A sequence of autonomous software entities handing work, context, or requests from one agent to another. Each hop can widen the trust boundary, weaken identity context, and create unreviewed access to systems or data if one link is unregistered or misconfigured.
Expanded Definition
An agent-to-agent chain is a handoff path where one autonomous software entity passes context, tasks, or execution authority to another. In NHI security, the risk is not the handoff itself but the accumulation of trust across each hop, especially when identity, purpose, or authorization is not revalidated.
Definitions vary across vendors, but the operational meaning is consistent: every agent in the sequence should be treated as a distinct NHI with its own identity, policy boundary, and secret exposure profile. That aligns with the governance direction in the NIST AI Risk Management Framework and the control thinking reflected in the OWASP Agentic AI Top 10.
An experienced operator recognises that the chain can be valid and still unsafe if one agent inherits too much context, too many secrets, or too broad a tool grant. The most common misapplication is assuming the upstream agent’s approval automatically legitimises every downstream action, which occurs when handoff tokens, RBAC, or JIT controls are reused without fresh verification.
Examples and Use Cases
Implementing agent-to-agent chaining rigorously often introduces latency and policy overhead, requiring organisations to weigh orchestration speed against stronger verification at every transfer point.
- A support agent escalates a billing dispute to a refund agent, but only after reissuing a scoped token and stripping customer secrets from the shared context.
- An engineering agent delegates test execution to a deployment agent while preserving only the minimum task metadata, not the full repository access chain.
- A security triage agent forwards a suspicious prompt to a containment agent, referencing the patterns discussed in the OWASP NHI Top 10 and the MITRE ATLAS adversarial AI threat matrix.
- An AI coding assistant hands a change request to a review agent, but the review agent must authenticate independently rather than trust inherited session state.
- A procurement workflow routes an approval task through multiple agents, similar to the failure patterns described in the AI LLM hijack breach, where chained trust can be abused.
In well-designed systems, each transfer is logged, policy checked, and identity rebound before the next agent can act.
Why It Matters in NHI Security
Agent-to-agent chains matter because they create hidden privilege expansion. If one agent is compromised, misconfigured, or over-permissioned, every downstream hop can inherit that weakness and turn a small trust error into broad exposure across systems, data, and tool access.
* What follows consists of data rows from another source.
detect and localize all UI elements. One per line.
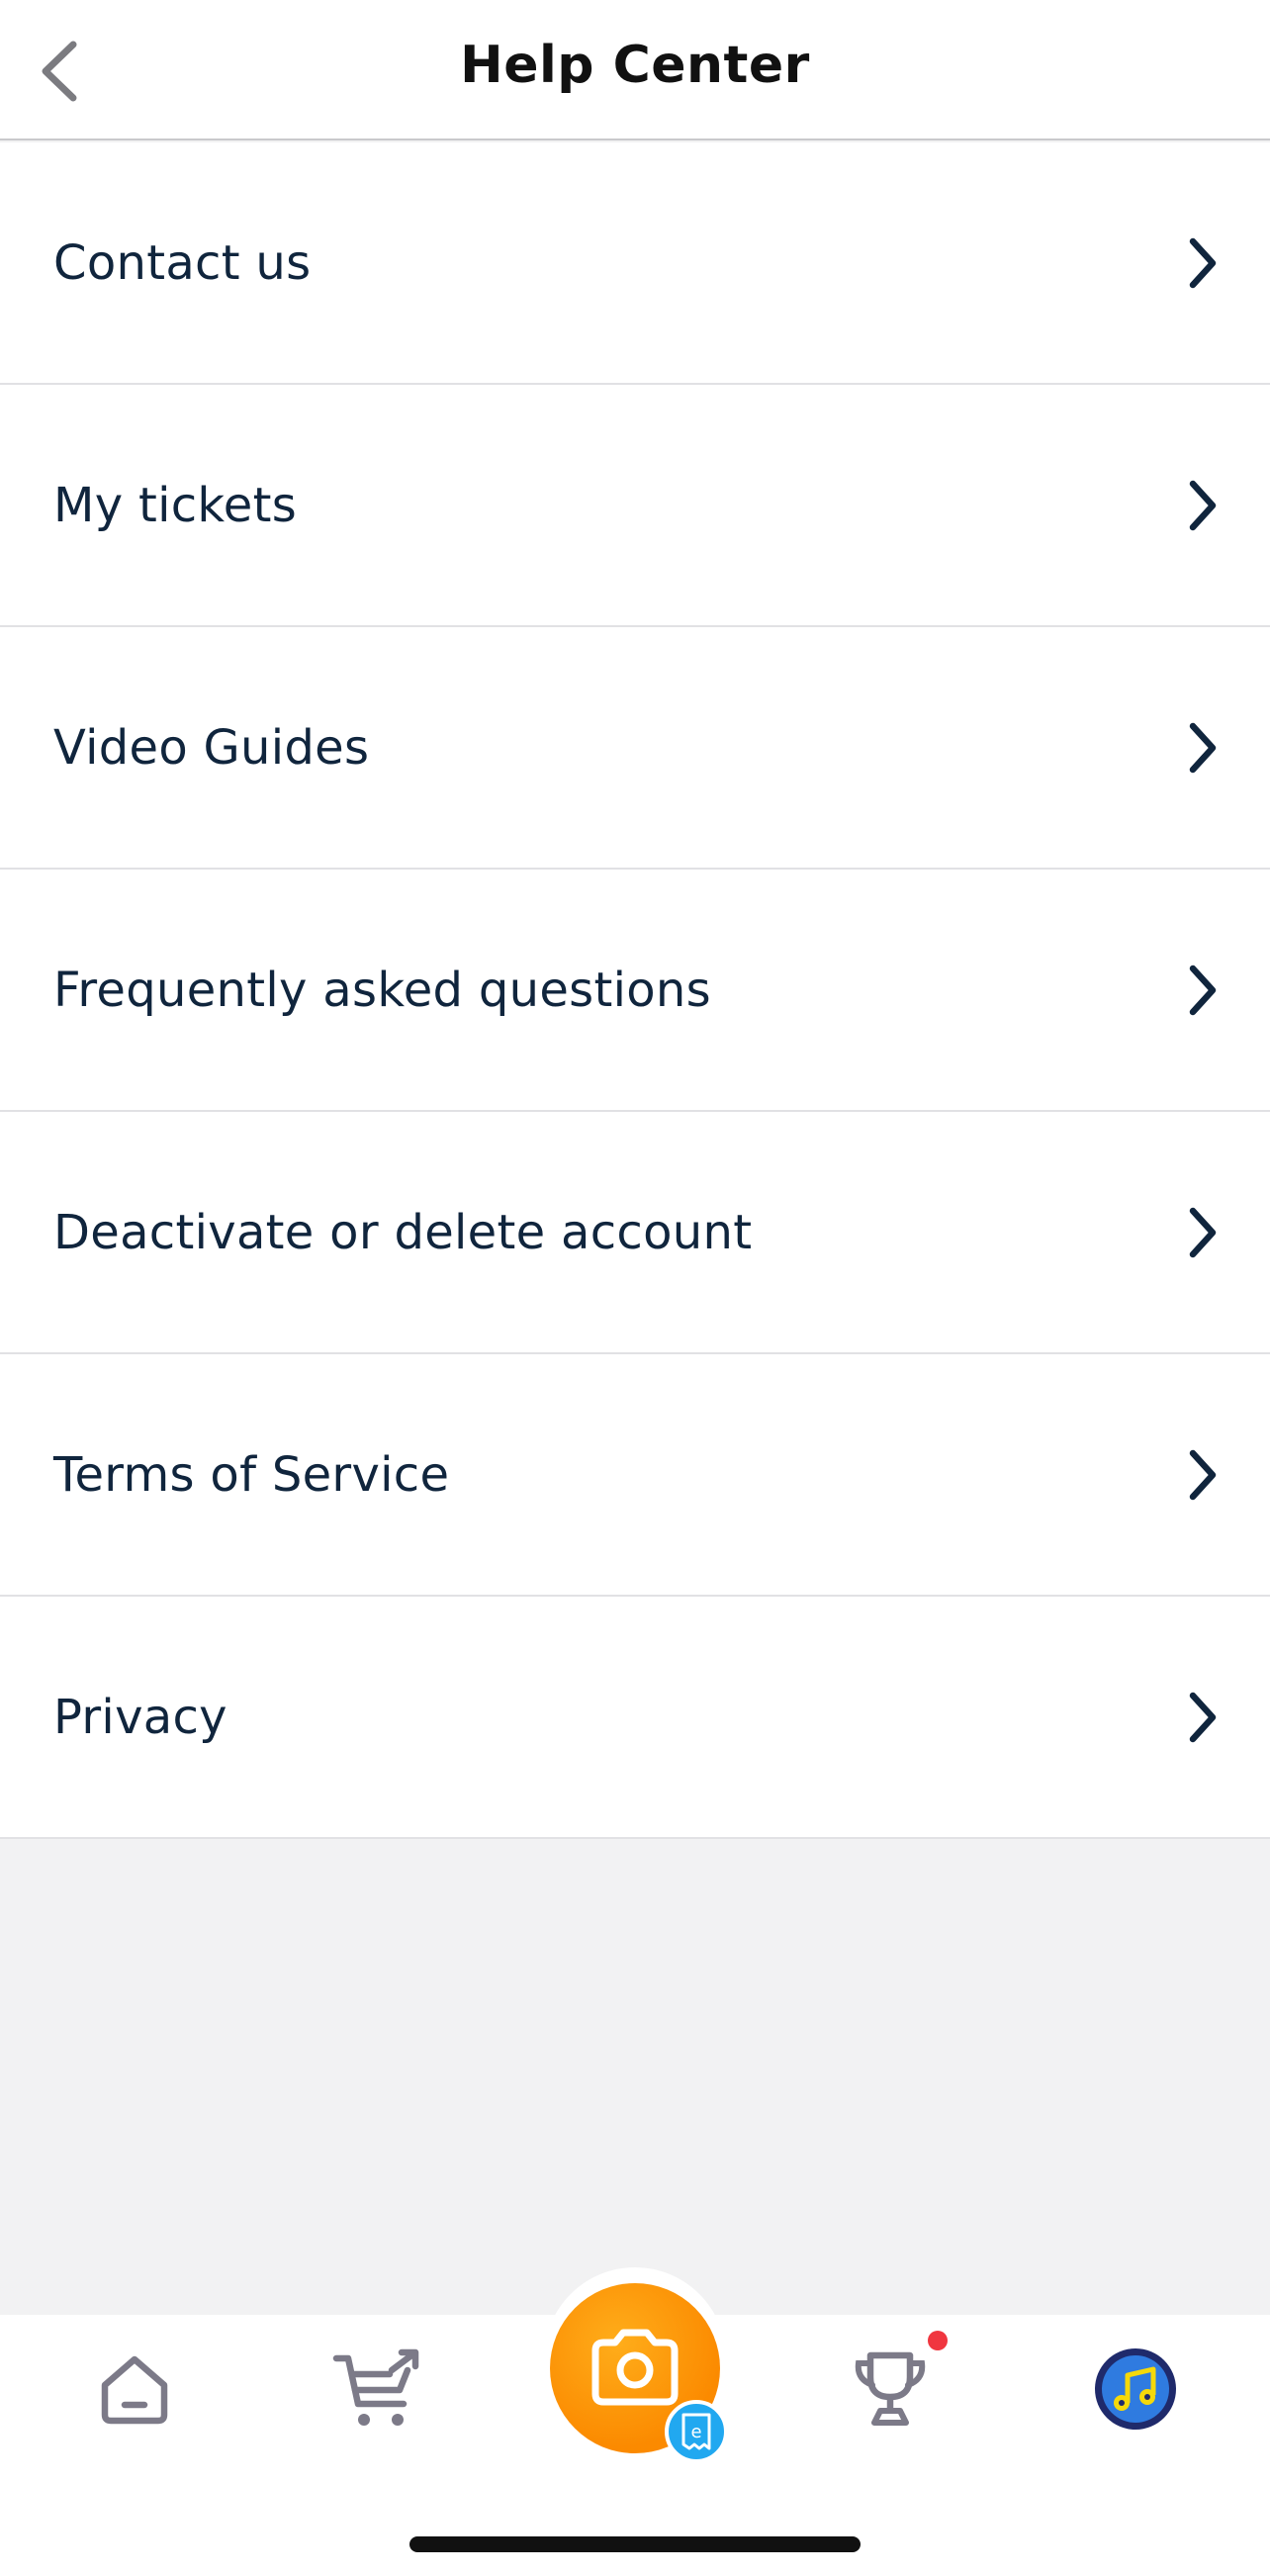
tab-rewards[interactable] [831,2335,950,2443]
menu-item-label: Terms of Service [53,1446,450,1503]
receipt-badge-letter: e [690,2422,701,2442]
cart-icon [332,2348,419,2426]
menu-item-video-guides[interactable]: Video Guides [0,627,1270,870]
chevron-right-icon [1189,480,1217,530]
chevron-right-icon [1189,237,1217,288]
menu-item-my-tickets[interactable]: My tickets [0,385,1270,627]
tab-home[interactable] [75,2335,194,2443]
menu-item-label: My tickets [53,477,298,533]
receipt-icon: e [681,2413,711,2450]
chevron-right-icon [1189,1692,1217,1742]
header-bar: Help Center [0,0,1270,140]
tab-profile[interactable] [1076,2335,1195,2443]
menu-item-faq[interactable]: Frequently asked questions [0,870,1270,1112]
menu-item-label: Frequently asked questions [53,962,711,1018]
menu-item-label: Contact us [53,234,312,291]
home-icon [101,2355,168,2425]
chevron-right-icon [1189,1449,1217,1500]
tab-shop[interactable] [318,2335,437,2443]
menu-item-label: Privacy [53,1689,227,1745]
page-title: Help Center [460,36,810,95]
trophy-icon [855,2351,926,2426]
menu-item-contact-us[interactable]: Contact us [0,142,1270,385]
menu-item-privacy[interactable]: Privacy [0,1597,1270,1839]
chevron-right-icon [1189,722,1217,773]
menu-item-label: Deactivate or delete account [53,1204,753,1260]
menu-item-deactivate-delete-account[interactable]: Deactivate or delete account [0,1112,1270,1354]
help-menu-list: Contact us My tickets Video Guides Frequ… [0,142,1270,1839]
chevron-right-icon [1189,965,1217,1015]
home-indicator [409,2536,861,2552]
menu-item-label: Video Guides [53,719,370,776]
music-avatar-icon [1095,2348,1176,2430]
receipt-badge: e [665,2400,728,2463]
chevron-right-icon [1189,1207,1217,1257]
menu-item-terms-of-service[interactable]: Terms of Service [0,1354,1270,1597]
rewards-notification-dot [928,2331,948,2350]
camera-icon [591,2329,679,2406]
That is why chain governance belongs alongside secrets management, PAM, RBAC, and Zero Trust Architecture, not after incident response.
NHIMG research shows why this matters operationally: the average estimated time to remediate a leaked secret is 27 days, even though 75% of organisations report strong confidence in their secrets management. That gap becomes more dangerous when secrets or context are passed from one agent to another without strict scoping, especially under the conditions highlighted in the OWASP NHI Top 10 and the NIST AI Risk Management Framework.
Chains also amplify the impact of compromised agent keys, echoed in NHIMG reporting such as the Moltbook AI agent keys breach. Organisations typically encounter the consequence only after an unexpected action, unauthorized data access, or a cross-agent abuse path is discovered, at which point agent-to-agent chain control becomes operationally unavoidable to address.
Standards & Framework Alignment
This section maps relevant standards and security frameworks to the operational risks and controls described in this guidance.
OWASP Non-Human Identity Top 10 and OWASP Agentic AI Top 10 address the attack and risk surface, while NIST AI RMF set the governance and control requirements practitioners need to meet.
| Framework | Control / Reference | Relevance |
|---|---|---|
| OWASP Non-Human Identity Top 10 | NHI-02 | Agent handoffs expand secret and identity exposure across NHI boundaries. |
| OWASP Agentic AI Top 10 | A1 | Agent chaining can amplify prompt and tool abuse across orchestrated workflows. |
| NIST AI RMF | AI risk management requires mapping and monitoring risks across agent interactions. |
Document chain risks, monitor transfers, and maintain human oversight for high-impact actions.